With a profitable framework ready to go, Fransmart is filling in with franchising expertise. That means cutting down the menu and moving certain processes in the kitchen—like making sauces for example—into the hands of a co-packer that can make it according to the restaurant's specs. And no matter where franchisees may open, they will buy furniture, fixtures, signs, and equipment from the same companies. Food will be distributed through US Foods.
"We've learned quite a bit and we know that, yeah, there's always room for improvement," Morfin says. "There's always a change or two that we need to make so that once the first franchisee starts, that person is able to take advantage and is also able to take off running with the model that's already specialized to be a franchise."
The strategy will be to open more corporate stores in Chicagoland, alongside joint-venture restaurants with operators who have aspirations to run a unit, but may not have the necessary funds. After that, Cilantro will go after the top 100 media markets in North America. Internationally, the fast casual will explore 15-20 trade areas; Rowe calls out Germany, the U.K., Dubai, Kuwait, and Saudi Arabia as potential destinations.

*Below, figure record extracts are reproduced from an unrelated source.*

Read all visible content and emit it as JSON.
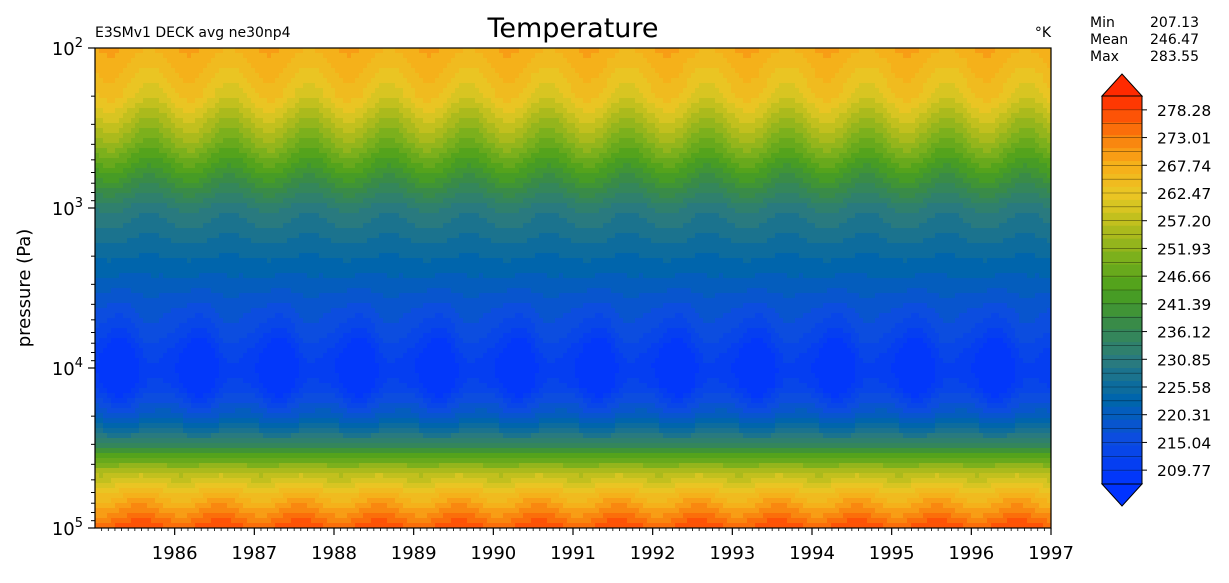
{
  "chart_data": {
    "type": "heatmap",
    "title": "Temperature",
    "subtitle": "E3SMv1 DECK avg ne30np4",
    "units": "°K",
    "ylabel": "pressure (Pa)",
    "xlabel": "",
    "y_scale": "log",
    "ylim": [
      100000,
      100
    ],
    "yticks": [
      100,
      1000,
      10000,
      100000
    ],
    "ytick_labels": [
      {
        "base": "10",
        "exp": "2"
      },
      {
        "base": "10",
        "exp": "3"
      },
      {
        "base": "10",
        "exp": "4"
      },
      {
        "base": "10",
        "exp": "5"
      }
    ],
    "xlim": [
      1985.0,
      1997.0
    ],
    "xtick_labels": [
      "1986",
      "1987",
      "1988",
      "1989",
      "1990",
      "1991",
      "1992",
      "1993",
      "1994",
      "1995",
      "1996",
      "1997"
    ],
    "stats": [
      {
        "label": "Min",
        "value": "207.13"
      },
      {
        "label": "Mean",
        "value": "246.47"
      },
      {
        "label": "Max",
        "value": "283.55"
      }
    ],
    "colorbar": {
      "vmin": 207.13,
      "vmax": 283.55,
      "tick_labels": [
        "278.28",
        "273.01",
        "267.74",
        "262.47",
        "257.20",
        "251.93",
        "246.66",
        "241.39",
        "236.12",
        "230.85",
        "225.58",
        "220.31",
        "215.04",
        "209.77"
      ],
      "extend": "both",
      "under_color": "#0033ff",
      "over_color": "#ff2a00"
    },
    "profile": {
      "pressure": [
        100,
        200,
        400,
        700,
        1000,
        1500,
        2500,
        4000,
        6000,
        8000,
        10000,
        13000,
        16000,
        20000,
        25000,
        30000,
        35000,
        45000,
        60000,
        80000,
        100000
      ],
      "temperature": [
        270,
        264,
        252,
        240,
        232,
        228,
        223,
        218,
        214,
        210,
        208,
        210,
        215,
        220,
        228,
        236,
        246,
        258,
        267,
        274,
        280
      ]
    }
  }
}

"My dad always made sure that we are thankful to this country because we came here and even though we crossed the border illegally, we felt welcome," Morfin says. "Our family story is so much similar to hundreds and thousands and millions of people that come here as immigrants to this country. And the opportunity is endless here. Whoever comes here and is not successful is because they don't want to be successful. Everything is offered here and we are forever thankful to this country. And my dad always emphasized that and I always do to my kids."